In the US, the resurgence in COVID-19 cases has prompted a pause in, or reversal of, re-opening measures in some states. These developments are likely to weigh on the labour market and dampen the recovery in personal consumption. Similarly, the surge in COVID-19 cases and re-tightening of restrictions in the Eurozone will pose a drag on consumer and business sentiments, as well as weigh on the labour market.

In Asia, China is expected to maintain a robust pace of growth, supported by strong investment spending as credit levels remain elevated. Meanwhile, GDP growth in the key ASEAN economies of Malaysia, Thailand and Indonesia is expected to pick up alongside the improvement in global economic conditions.

At the same time, uncertainties and risks in the global economy remain. First, notwithstanding positive news on vaccine development, as well as advancements in therapeutics and testing, the risk of periodic resurgence of infections around the world remains. The re-imposition of lockdowns, even in a limited way, could dampen business and consumer confidence, and pose a drag on the global economic recovery.

Second, the protracted nature of the economic recovery in many countries could cause renewed pressures on corporate and financial sector balance sheets, which could in turn lead to financial system stresses and financial market dislocations such as capital outflows from emerging market economies.

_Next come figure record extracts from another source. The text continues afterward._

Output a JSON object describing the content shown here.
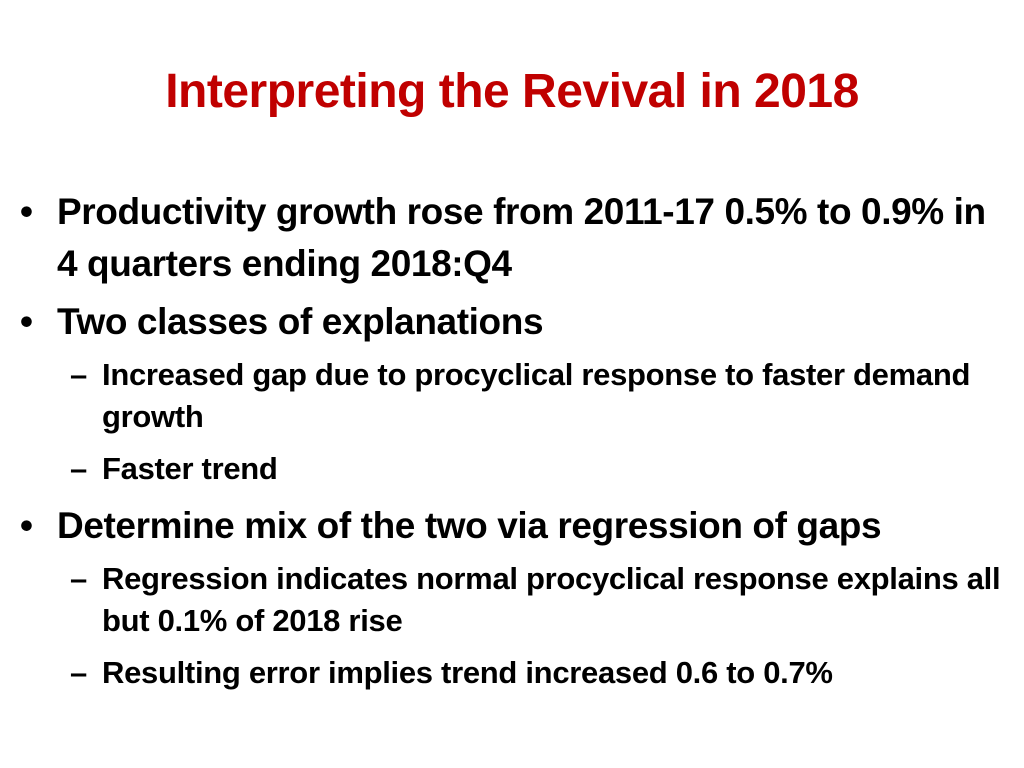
{
  "slide": {
    "title": "Interpreting the Revival in 2018",
    "title_color": "#c00000",
    "bullet_marker": "•",
    "sub_marker": "–",
    "bullets": [
      {
        "text": "Productivity growth rose from 2011-17 0.5% to 0.9% in 4 quarters ending 2018:Q4",
        "sub": []
      },
      {
        "text": "Two classes of explanations",
        "sub": [
          "Increased gap due to procyclical response to faster demand growth",
          "Faster trend"
        ]
      },
      {
        "text": "Determine mix of the two via regression of gaps",
        "sub": [
          "Regression indicates normal procyclical response explains all but 0.1% of 2018 rise",
          "Resulting error implies trend increased 0.6 to 0.7%"
        ]
      }
    ]
  }
}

These could then trigger feedback loops and negatively affect the global economy. Excessive private sector indebtedness arising from loose monetary conditions also remains a concern.

Third, amidst elevated uncertainty surrounding the COVID-19 situation, there is a higher risk of a miscalibration of policy settings which, together with tightening funding conditions, could result in a premature withdrawal of policy support in the key economies, thereby impeding their recovery.

Fourth, there continues to be geopolitical uncertainty involving the major economies, which could in turn weigh on global trade and the global economic recovery.

On balance, given the improved growth outlook for key external economies, as well as a further easing of global travel restrictions and domestic public health measures that is expected in the year ahead, the Singapore economy is projected to return to growth in 2021.

First, trade-related services sectors (e.g., wholesale trade and water transport) are expected to benefit from the pickup in external demand. At the same time, the manufacturing sector is projected to continue to expand, with the electronics and precision engineering clusters boosted by robust semiconductor demand from the 5G market.

Likewise, growth in the information & communications and finance & insurance sectors is expected to remain healthy, bolstered by sustained demand for IT and digital solutions, and credit and payment processing services respectively.

Second, aviation- and tourism-related sectors (e.g., air transport and accommodation) are projected to see a gradual recovery in air passenger volumes and visitor arrivals. Similarly, consumer-facing sectors (e.g., retail trade and food services) are expected to benefit from the recovery in visitor arrivals, as well as an improvement in consumer sentiments amidst better labour market conditions.

However, economic activity in these sectors is not likely to return to pre-COVID levels even by end-2021.

Third, the construction sector is projected to recover from the low base this year, although construction activity will continue to be dampened by the implementation of safe management measures.

Taking these factors into account, the Singapore economy is projected to grow by “4.0 to 6.0 per cent” in 2021. The recovery of the Singapore economy in the year ahead is expected to be gradual, and will depend to a large extent on how the global economy performs and whether Singapore is able to continue to keep the domestic COVID-19 situation under control.